The project is being built by the Border Roads Organisation (BRO) in collaboration with Strabag-Afcons, a joint venture between India's Afcons Infrastructure Ltd and Strabag SE of Austria.

In a reply to his another letter in July 2014, then defence minister Arun Jaitley said that certain difficulties such as a significant change in rock class was encountered compared to what was initially assumed.

"Severe tunnelling conditions in some portions are being encountered," he said.

An official associated with the project told IANS that high water seepage and loose strata have severely hit the tunnel's excavation.

But for 20,000 people of the cold deserts of Lahaul Valley, 122 km north of picturesque Manali, the tunnel is a ray of prosperity.

Hotelier Tashi Bodh said the construction of the tunnel would ensure round-the-year stream of tourists in Lahaul Valley, which will boost local prosperity.

"Otherwise, the tourists return only when the roads reopen in May," he added.

In a letter to Chief Minister Virbhadra Singh Jan 30, legislator Thakur sought regular chopper flights to Lahaul-Spiti for patients, employees and other emergencies.

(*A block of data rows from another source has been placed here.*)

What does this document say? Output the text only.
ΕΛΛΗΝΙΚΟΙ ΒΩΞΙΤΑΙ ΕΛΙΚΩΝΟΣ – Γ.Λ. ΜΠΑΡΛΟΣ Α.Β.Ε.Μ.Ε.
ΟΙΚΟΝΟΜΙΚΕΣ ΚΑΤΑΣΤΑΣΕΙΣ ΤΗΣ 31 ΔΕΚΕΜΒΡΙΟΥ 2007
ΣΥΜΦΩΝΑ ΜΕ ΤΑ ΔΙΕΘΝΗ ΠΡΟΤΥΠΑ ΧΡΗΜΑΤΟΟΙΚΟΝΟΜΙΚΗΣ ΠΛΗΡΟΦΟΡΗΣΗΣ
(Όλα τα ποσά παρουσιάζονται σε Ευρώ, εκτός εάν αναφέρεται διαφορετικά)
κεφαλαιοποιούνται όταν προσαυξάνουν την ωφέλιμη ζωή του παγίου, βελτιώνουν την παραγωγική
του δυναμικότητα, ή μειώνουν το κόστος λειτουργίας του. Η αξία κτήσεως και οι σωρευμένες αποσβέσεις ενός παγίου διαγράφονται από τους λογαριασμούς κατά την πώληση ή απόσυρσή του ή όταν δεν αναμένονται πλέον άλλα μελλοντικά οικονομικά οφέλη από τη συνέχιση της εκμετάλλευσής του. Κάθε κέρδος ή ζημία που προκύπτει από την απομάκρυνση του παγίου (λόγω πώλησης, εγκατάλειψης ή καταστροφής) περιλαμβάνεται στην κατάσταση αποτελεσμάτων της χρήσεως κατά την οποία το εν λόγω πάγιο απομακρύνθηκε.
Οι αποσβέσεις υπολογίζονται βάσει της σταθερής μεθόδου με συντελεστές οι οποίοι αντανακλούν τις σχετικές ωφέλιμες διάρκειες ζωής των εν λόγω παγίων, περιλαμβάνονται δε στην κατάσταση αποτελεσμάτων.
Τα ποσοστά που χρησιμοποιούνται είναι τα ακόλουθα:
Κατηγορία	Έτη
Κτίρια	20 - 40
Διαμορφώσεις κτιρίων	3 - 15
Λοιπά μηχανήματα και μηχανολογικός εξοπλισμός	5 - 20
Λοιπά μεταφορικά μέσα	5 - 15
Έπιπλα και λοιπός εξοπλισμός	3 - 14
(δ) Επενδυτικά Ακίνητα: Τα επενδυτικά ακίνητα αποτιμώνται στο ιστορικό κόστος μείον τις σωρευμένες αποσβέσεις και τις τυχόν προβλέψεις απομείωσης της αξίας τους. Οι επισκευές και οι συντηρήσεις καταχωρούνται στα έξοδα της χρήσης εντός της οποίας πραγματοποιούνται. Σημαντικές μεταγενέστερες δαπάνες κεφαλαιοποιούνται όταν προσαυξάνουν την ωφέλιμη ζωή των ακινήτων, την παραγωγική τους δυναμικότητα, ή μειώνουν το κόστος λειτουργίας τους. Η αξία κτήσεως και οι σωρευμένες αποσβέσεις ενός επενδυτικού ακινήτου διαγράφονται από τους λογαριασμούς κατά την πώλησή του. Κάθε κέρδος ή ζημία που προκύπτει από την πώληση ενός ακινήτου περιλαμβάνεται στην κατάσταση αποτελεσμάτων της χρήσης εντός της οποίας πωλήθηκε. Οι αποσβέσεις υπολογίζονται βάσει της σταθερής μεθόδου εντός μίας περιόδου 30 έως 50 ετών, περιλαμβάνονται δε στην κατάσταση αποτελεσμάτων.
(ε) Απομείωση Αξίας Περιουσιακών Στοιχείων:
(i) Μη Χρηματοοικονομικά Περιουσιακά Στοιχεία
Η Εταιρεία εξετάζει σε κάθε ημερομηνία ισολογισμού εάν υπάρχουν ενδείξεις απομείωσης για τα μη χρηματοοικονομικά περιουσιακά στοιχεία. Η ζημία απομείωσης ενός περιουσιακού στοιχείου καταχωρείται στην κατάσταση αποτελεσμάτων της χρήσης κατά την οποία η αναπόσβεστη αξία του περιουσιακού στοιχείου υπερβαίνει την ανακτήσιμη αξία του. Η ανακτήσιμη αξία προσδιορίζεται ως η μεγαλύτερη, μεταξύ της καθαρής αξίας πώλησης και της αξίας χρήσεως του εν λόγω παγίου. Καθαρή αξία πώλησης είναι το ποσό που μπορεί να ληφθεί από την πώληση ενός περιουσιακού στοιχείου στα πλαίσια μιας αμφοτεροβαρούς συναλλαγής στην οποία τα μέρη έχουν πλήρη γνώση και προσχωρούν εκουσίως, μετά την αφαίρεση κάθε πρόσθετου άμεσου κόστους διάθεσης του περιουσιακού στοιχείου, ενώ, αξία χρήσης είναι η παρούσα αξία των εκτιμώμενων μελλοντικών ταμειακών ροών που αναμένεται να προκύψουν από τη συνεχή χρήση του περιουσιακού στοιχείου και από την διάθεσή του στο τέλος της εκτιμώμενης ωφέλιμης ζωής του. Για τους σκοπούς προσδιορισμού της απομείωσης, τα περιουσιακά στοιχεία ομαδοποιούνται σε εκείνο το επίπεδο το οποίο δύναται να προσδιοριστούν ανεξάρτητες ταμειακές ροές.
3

Thakur told IANS that communications department secretary Rajesh Garg informed him last month that the BSNL had proposed to install six 2G BTSs (base transceiver stations) under its phase VII globe system of mobile communication in Lahaul-Spiti to strengthen mobile coverage.

The Lahaulis, as the locals are called, are mostly farmers and grow mainly peas and potatoes.

The Buddhist-dominated district in the Himalayan terrain at elevations ranging from 15,000 feet to 20,000 ft above sea level attracts globetrotters during summer.